Total pay for Keith Skeoch, the former CEO of insurer and asset manager Standard Life, rose by nine percent to 3 million pounds in 2017, according to SLA's first annual report.
His co-chief executive Martin Gilbert, Aberdeen Asset Management's former boss and Skeoch's fishing partner, was paid 4.3 million pounds in the 12 months to December 2017, according to data supplied by an SLA spokesman.
This compared with Gilbert's pay of 2.8 million pounds in the 12 months to September 2016, the end of Aberdeen's last full financial year, the data showed.
SLA also said it had changed its remuneration policy to cut future maximum pay packages for its top executives to bring it into line with peers, as it shifts to an asset management focus.
As part of this strategy change, SLA said on Friday it had agreed to sell the bulk of its insurance business to Phoenix Group (PHNX.L) for 3.24 billion pounds.

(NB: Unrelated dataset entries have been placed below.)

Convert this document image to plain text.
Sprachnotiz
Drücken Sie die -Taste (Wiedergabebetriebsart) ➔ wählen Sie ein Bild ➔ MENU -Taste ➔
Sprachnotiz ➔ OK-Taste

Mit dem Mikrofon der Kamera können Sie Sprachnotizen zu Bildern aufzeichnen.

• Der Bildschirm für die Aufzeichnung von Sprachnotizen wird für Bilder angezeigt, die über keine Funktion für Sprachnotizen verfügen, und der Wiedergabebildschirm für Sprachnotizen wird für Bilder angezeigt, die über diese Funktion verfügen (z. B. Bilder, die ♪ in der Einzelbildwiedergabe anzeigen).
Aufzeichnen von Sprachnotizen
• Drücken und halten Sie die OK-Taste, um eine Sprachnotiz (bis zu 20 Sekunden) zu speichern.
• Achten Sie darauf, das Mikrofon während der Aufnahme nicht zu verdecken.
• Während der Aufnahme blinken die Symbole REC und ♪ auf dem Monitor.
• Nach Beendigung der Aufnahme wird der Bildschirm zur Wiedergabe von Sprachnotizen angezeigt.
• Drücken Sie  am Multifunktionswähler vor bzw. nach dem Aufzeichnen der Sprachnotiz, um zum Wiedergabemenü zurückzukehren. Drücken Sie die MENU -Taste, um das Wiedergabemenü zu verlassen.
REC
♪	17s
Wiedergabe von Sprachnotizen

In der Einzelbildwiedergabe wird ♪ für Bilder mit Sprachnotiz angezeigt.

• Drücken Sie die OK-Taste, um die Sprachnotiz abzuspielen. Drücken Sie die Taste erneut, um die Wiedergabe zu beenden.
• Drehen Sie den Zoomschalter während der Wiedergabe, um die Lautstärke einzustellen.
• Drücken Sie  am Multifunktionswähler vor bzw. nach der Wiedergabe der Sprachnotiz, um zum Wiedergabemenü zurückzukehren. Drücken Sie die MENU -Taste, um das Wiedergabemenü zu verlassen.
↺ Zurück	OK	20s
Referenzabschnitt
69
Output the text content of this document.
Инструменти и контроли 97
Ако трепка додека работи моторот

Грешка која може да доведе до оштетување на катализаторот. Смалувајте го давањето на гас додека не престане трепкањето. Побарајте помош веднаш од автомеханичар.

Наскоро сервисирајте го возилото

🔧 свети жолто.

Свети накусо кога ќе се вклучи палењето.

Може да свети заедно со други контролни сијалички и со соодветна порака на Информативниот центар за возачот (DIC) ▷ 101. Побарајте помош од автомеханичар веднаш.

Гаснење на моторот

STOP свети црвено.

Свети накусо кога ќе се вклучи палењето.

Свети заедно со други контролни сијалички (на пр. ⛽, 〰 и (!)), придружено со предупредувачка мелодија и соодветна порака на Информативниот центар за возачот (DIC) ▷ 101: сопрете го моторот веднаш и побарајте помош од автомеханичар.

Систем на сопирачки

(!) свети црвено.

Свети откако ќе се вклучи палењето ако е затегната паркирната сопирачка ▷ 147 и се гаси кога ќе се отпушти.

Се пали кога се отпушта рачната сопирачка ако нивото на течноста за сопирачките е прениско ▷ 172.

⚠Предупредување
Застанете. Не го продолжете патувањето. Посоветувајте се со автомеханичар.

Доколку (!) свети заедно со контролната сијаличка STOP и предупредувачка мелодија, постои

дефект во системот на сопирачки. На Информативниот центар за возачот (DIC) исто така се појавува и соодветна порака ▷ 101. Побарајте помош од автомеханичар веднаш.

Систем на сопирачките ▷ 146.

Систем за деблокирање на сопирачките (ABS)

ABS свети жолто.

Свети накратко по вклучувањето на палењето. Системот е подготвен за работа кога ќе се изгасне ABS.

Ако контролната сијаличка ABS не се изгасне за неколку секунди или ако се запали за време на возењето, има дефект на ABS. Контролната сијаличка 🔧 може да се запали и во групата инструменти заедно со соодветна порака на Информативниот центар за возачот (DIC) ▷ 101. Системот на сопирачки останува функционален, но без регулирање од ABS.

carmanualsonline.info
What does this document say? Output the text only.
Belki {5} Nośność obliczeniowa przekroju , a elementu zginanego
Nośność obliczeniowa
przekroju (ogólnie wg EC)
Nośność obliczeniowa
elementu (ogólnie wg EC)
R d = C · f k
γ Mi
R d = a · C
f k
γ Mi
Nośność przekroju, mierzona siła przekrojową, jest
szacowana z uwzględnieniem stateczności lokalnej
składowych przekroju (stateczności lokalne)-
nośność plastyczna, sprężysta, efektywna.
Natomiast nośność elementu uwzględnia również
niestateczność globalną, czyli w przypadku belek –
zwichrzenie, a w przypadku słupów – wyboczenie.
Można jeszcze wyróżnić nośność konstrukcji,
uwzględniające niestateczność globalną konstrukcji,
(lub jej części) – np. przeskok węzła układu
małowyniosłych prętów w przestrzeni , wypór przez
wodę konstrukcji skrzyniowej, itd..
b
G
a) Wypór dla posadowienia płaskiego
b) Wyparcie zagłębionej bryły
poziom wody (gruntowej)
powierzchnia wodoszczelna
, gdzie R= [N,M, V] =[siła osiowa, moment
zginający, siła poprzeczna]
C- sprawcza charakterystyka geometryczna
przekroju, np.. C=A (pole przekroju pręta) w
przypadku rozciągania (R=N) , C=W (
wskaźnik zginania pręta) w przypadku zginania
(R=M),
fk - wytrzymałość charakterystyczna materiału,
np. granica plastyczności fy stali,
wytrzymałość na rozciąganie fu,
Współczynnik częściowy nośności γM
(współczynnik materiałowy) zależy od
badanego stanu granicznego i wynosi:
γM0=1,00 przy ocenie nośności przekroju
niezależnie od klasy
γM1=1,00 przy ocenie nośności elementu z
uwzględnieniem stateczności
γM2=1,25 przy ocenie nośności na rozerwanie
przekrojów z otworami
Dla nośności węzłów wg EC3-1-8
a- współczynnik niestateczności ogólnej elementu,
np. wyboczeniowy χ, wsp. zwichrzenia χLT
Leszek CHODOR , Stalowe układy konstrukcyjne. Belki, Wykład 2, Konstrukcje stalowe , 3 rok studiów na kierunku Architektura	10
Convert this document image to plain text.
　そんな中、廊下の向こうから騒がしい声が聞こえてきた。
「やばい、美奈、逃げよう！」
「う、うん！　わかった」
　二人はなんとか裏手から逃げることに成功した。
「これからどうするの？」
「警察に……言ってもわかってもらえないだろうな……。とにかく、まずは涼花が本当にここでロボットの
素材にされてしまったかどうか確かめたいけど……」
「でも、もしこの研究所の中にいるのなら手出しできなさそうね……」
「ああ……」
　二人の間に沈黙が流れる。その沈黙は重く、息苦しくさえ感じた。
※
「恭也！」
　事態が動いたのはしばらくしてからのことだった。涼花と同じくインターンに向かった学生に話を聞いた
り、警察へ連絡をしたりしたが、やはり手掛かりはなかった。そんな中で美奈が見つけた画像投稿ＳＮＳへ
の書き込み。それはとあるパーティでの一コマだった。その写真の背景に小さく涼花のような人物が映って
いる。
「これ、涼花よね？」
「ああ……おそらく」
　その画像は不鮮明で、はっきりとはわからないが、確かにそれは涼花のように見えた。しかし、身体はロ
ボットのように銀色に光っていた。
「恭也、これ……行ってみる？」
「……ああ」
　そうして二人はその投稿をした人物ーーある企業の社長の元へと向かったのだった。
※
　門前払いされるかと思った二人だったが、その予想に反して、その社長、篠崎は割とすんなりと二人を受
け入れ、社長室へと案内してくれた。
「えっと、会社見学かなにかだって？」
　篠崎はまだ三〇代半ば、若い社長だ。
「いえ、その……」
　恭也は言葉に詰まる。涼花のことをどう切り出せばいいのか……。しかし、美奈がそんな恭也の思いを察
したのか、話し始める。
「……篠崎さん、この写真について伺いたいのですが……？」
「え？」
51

As an investor, FTSE 100-listed SLA has been critical of pay and governance at other listed firms.
SLA also published its gender pay gap, fulfilling a new British government requirement. As of April 2017, men were paid on average 34 percent more than women at Aberdeen, and 42 percent more than women at Standard Life.
The figures show a larger gap than for insurer and asset manager Aviva (AV.L), which published a gender pay gap below 30 percent last month.
SLA also separately announced on Friday several board changes, including the departure by the end of 2019 of chairman Gerry Grimstone, 68, who became Standard Life chairman in 2007.
A former government official, Grimstone has been deputy chairman of Barclays (BARC.L) since 2016. He is also a former chairman of financial services lobby group TheCityUK.
Julie Chakraverty, Lynne Peacock and Akira Suzuki will retire from the board at its next annual general meeting.